Reliability of the MFI-TC
The Cronbach’s alpha coefficient was 0.92 for the total scale score of the MFI-TC, 0.89 for general/physical fatigue, 0.80 for reduced activity, 0.83 for reduced motivation, and 0.73 for mental fatigue (Table 5). Cronbach’s alpha coefficients indicated that the MFI-TC has a satisfactory internal consistency. The ICC rating was 0.94 for the total fatigue score, 0.93 for the general/physical fatigue subscale, 0.87 for the reduced activity subscale, 0.85 for the reduced motivation subscale, and 0.88 for the mental fatigue subscale. The SEM and MDC95 for the total fatigue score and subscales of the MFI-TC were within acceptable ranges (Total score: 3.43 and 9.50 points; general/physical fatigue: 1.69 and 4.68 points; reduced activity: 1.42 and 3.93 points; reduced motivation: 1.47 and 4.07 points; mental fatigue: 0.84 and 2.33 points). The Bland-Altman analyses showed no significant systematic bias between the repeated measurements. The four outliers were out of the 95% limits of agreement for the mean difference. A narrow range of the LOA was shown on the Bland-Altman plot, indicating the MFI-TC had high stability and low variation between the 2 test occasions (Fig 1).
[Figure omitted. See PDF.]
Fig 1. Bland-Altman plot of the total fatigue score of the MFI-TC.
The plot illustrates the agreement between time 1 and time 2 and identifies possible outliers. Each subject is represented on the graph by conveying the mean value of the 2 assessments (x-axis) and the difference between the 2 assessments (y-axis). The mean difference was the estimated bias, and the standard deviation (SD) of the differences measured the fluctuations around this mean (outliers being above 1.96 SDdiff). The reference lines show the mean difference between time 1 and time 2 (solid line), and the 95% limits of agreement for the mean difference (broken lines).
https://doi.org/10.1371/journal.pone.0189850.g001
[Figure omitted. See PDF.]
Table 5. Reliability (internal consistency, test-retest, and measurement error) of the total score and four subscales of the MFI-TC in healthy adults (n = 123).

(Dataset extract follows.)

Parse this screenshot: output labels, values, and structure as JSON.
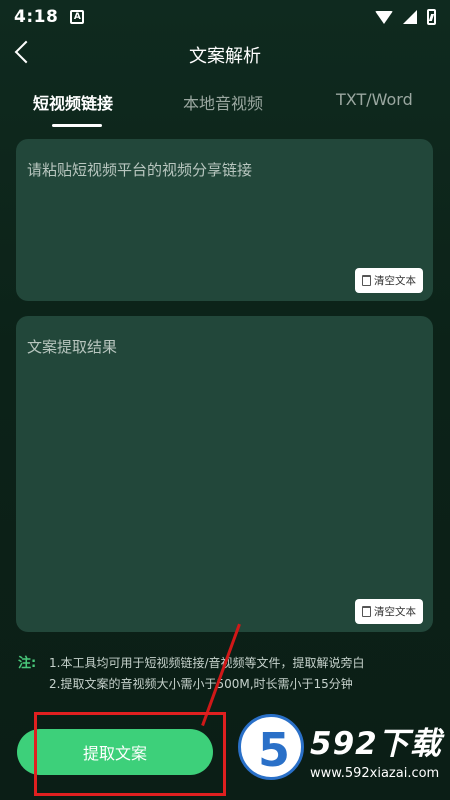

https://doi.org/10.1371/journal.pone.0189850.t005
Discussion
This study provides evidence of the validity and test-retest reliability of the MFI-TC in quantifying fatigue in the general population. Factor analysis demonstrated that MFI-TC comprises 4 major factors, and the convergent validity of the MFI-TC was good. The reliability of the MFI-TC showed good test-retest reliability, with high agreement, small measurement error, and no systematic bias for the assessment of adult populations. These findings suggest that the results of the MFI-TC are valid and reliable for assessing fatigue in the general population.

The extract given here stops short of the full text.